Pour reprendre la formule des sociologues David Pontille et Didier Torny, if the absence of reproducibility is often considered a clue to falsification, the opposite is not necessarily true. C’est-à-dire que contrairement aux rayons N et à la mémoire de l’eau qui se sont dégonflés dès le pot aux roses découvert, le domaine des ARN interférents ouvert par Voinnet subsistera après lui. Mais dans quel état ? Le tri entre les résultats valables et les résultats non valables sera considérable, et on réalisera quel coup a été porté contre l’avancée des connaissances et l’éthique scientifique. À cet égard, l’attitude déculpabilisante des tutelles est irresponsable et inadmissible.

D’autre part, la France a un lourd passif en matière de gestion de la fraude scientifique. Revenons un peu en arrière : en septembre 1998, l’éditorial de Science et Vie titré Fraude scientifique : l’exception française regrettait que

il n’existe en France aucune déontologie scientifique. Nulle protection n’est offerte aux dénonciateurs, qui honorent la science en proclamant la vérité au risque de briser leur carrière. Il est temps de s’attaquer sérieusement au mal. Hélas, quand on lit le communiqué de l’Inserm, qui indique que, à sa connaissance, aucune mauvaise conduite scientifique de l’unité 391 n’a pu être démontrée, on n’a pas l’impression d’en prendre le chemin…

Ce qui valait l’ire de l’éditorialiste était l’affaire Bihain, du nom de ce chercheur Inserm bardé de contrats industriels qui annonça avoir découvert un gène de l’obésité susceptible de donner naissance à des traitements révolutionnaires… jusqu’à ce que des soupçons de fraude émergent. Le traitement de l’affaire aussi bien par l’Inserm que par le Ministère fut lamentable (comme en témoigne le résumé qu’en fit Nature) et si bien minoré qu’aujourd’hui cet épisode a été oublié (contrairement à la mémoire de l’eau, qui est pourtant plus vieille de 10 ans) et brille par son absence sur la page Wikipédia dudit Bernard Bihain.

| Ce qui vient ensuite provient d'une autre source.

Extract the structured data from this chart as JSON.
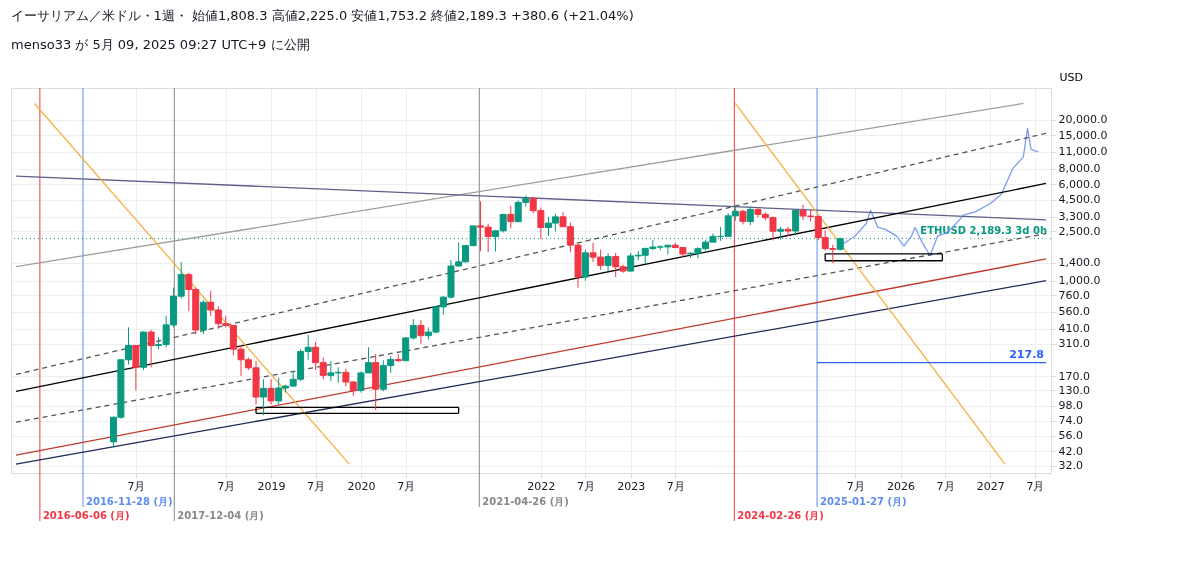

Dix ans plus tard, la France faisait encore figure de mauvais élève dans la lutte contre la fraude scientifique, ce qui n’augure pas de bonnes choses pour l’affaire Voinnet. Mais certains observateurs (je protège mes sources !) estiment que ce scandale qui éclabousse un chercheur médaillé d’argent du CNRS, sans doute le premier grand scandale scientifique de l’histoire du CNRS, ne pourra pas être étouffé comme le fut l’affaire Bihain.